The Axis reconquest of Cyrenaica in April 1941 was only partially successful, as Imperial troops retained Tobruk. However, the besieged garrison needed to be maintained, requiring the dedication of the 10th Destroyer Flotilla and various auxiliaries to that task. These ships began making almost nightly runs from Alexandria to Tobruk (except during the height of the battle for Crete) on 5 May. They unloaded and left as quickly as possible, to minimize the exposure to air attacks on the return voyage. One participant recalled, “Having berthed, all hands turned-to and pitched our cargo into waiting lighters. Boxes and sacks of provisions stowed on the upper deck to a height of four or five feet were simply flung over the side while ammunition and land mines . . . were slid down chutes. . . . Everyone worked like demons, for the sooner we got away the further from enemy air bases and the nearer to our own fighter protection we should be at dawn. We never stayed longer than an hour.”42 Nonetheless, Axis aircraft sank the sloop Auckland on 24 June, destroyer Waterhen on 29 June, and destroyer Defender on 11 July.
The Regia Marina focused on supplying Libya and on laying minefields. The navy’s fuel situation had become critical, with only 342,000 tons in reserve.43 The two operational battleships, Doria and Cesare, kept to their base at Naples, and the cruisers saw only limited use providing distant cover for African convoys.

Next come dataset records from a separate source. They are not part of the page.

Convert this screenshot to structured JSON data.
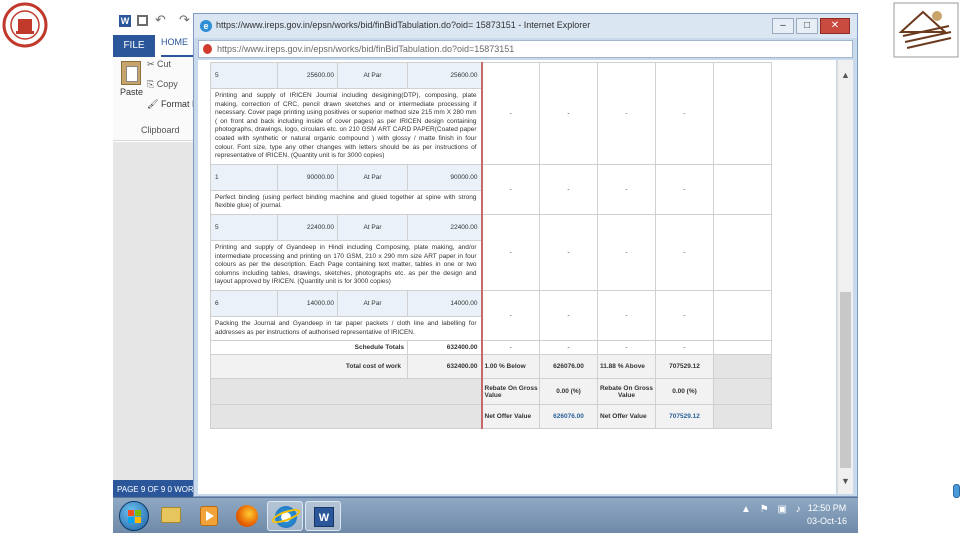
{
  "word": {
    "file_tab": "FILE",
    "home_tab": "HOME",
    "paste": "Paste",
    "cut": "Cut",
    "copy": "Copy",
    "format_painter": "Format Pa",
    "clipboard": "Clipboard",
    "status": "PAGE 9 OF 9    0 WORI"
  },
  "ie": {
    "title": "https://www.ireps.gov.in/epsn/works/bid/finBidTabulation.do?oid= 15873151 - Internet Explorer",
    "url": "https://www.ireps.gov.in/epsn/works/bid/finBidTabulation.do?oid=15873151",
    "minimize": "–",
    "maximize": "□",
    "close": "✕"
  },
  "table": {
    "rows": [
      {
        "item": {
          "qty": "5",
          "rate": "25600.00",
          "at_par": "At Par",
          "amount": "25600.00"
        },
        "description": "Printing and supply of IRICEN Journal including desigining(DTP), composing, plate making, correction of CRC, pencil drawn sketches and or intermediate processing if necessary. Cover page printing using positives or superior method size 215 mm X 280 mm ( on front and back including inside of cover pages) as per IRICEN design containing photographs, drawings, logo, circulars etc. on 210 GSM ART CARD PAPER(Coated paper coated with synthetic or natural organic compound ) with glossy / matte finish in four colour. Font size, type any other changes with letters should be as per instructions of representative of IRICEN. (Quantity unit is for 3000 copies)",
        "bids": [
          "-",
          "-",
          "-",
          "-"
        ]
      },
      {
        "item": {
          "qty": "1",
          "rate": "90000.00",
          "at_par": "At Par",
          "amount": "90000.00"
        },
        "description": "Perfect binding (using perfect binding machine and glued together at spine with strong flexible glue) of journal.",
        "bids": [
          "-",
          "-",
          "-",
          "-"
        ]
      },
      {
        "item": {
          "qty": "5",
          "rate": "22400.00",
          "at_par": "At Par",
          "amount": "22400.00"
        },
        "description": "Printing and supply of Gyandeep in Hindi including Composing, plate making, and/or intermediate processing and printing on 170 GSM, 210 x 290 mm size ART paper in four colours as per the description. Each Page containing text matter, tables in one or two columns including tables, drawings, sketches, photographs etc. as per the design and layout approved by IRICEN. (Quantity unit is for 3000 copies)",
        "bids": [
          "-",
          "-",
          "-",
          "-"
        ]
      },
      {
        "item": {
          "qty": "6",
          "rate": "14000.00",
          "at_par": "At Par",
          "amount": "14000.00"
        },
        "description": "Packing the Journal and Gyandeep in tar paper packets / cloth line and labelling for addresses as per instructions of authorised representative of IRICEN.",
        "bids": [
          "-",
          "-",
          "-",
          "-"
        ]
      }
    ],
    "schedule_totals": {
      "label": "Schedule Totals",
      "value": "632400.00",
      "bids": [
        "-",
        "-",
        "-",
        "-"
      ]
    },
    "total_cost": {
      "label": "Total cost of work",
      "value": "632400.00",
      "pct1": "1.00 % Below",
      "val1": "626076.00",
      "pct2": "11.88 % Above",
      "val2": "707529.12"
    },
    "rebate": {
      "label1": "Rebate On Gross Value",
      "pct1": "0.00 (%)",
      "label2": "Rebate On Gross Value",
      "pct2": "0.00 (%)"
    },
    "net_offer": {
      "label1": "Net Offer Value",
      "val1": "626076.00",
      "label2": "Net Offer Value",
      "val2": "707529.12"
    }
  },
  "taskbar": {
    "time": "12:50 PM",
    "date": "03-Oct-16",
    "word_letter": "W"
  }
}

Nonetheless, during May and June 1941 the following convoys reached Libya with the loss of only one ship among them:
1 May of five ships, unsuccessfully attacked by air and submarines
1 May of four ships, unsuccessfully attacked by aircraft
5 May of seven ships, unsuccessfully attacked by aircraft
13 May of six ships, arrived without incident
14 May of six ships, arrived without incident
21 May of seven ships, unsuccessfully attacked by submarine
25 May of four passenger liners, liner Conte Rosso (17,879 tons) sunk by a submarine
5 June of four ships, arrived without incident
9 June of three transports, arrived without incident
12 June of six ships, arrived without incident
24 June of five ships, unsuccessfully attacked by aircraft
29 June of four transports, unsuccessfully attacked by aircraft.
While it was business as usual at sea, on 15 June the British launched Operation Battleaxe, an ambitious offensive intended to drive past Tobruk and compensate for the loss of Crete by regaining the air bases between Sollum and Derna. However, Battleaxe failed to reach even its initial objectives, as Axis antitank guns chewed up most of the tanks delivered by the Tiger convoy. Even as this operation began, however, the British were undertaking other offensives in Iraq and Syria.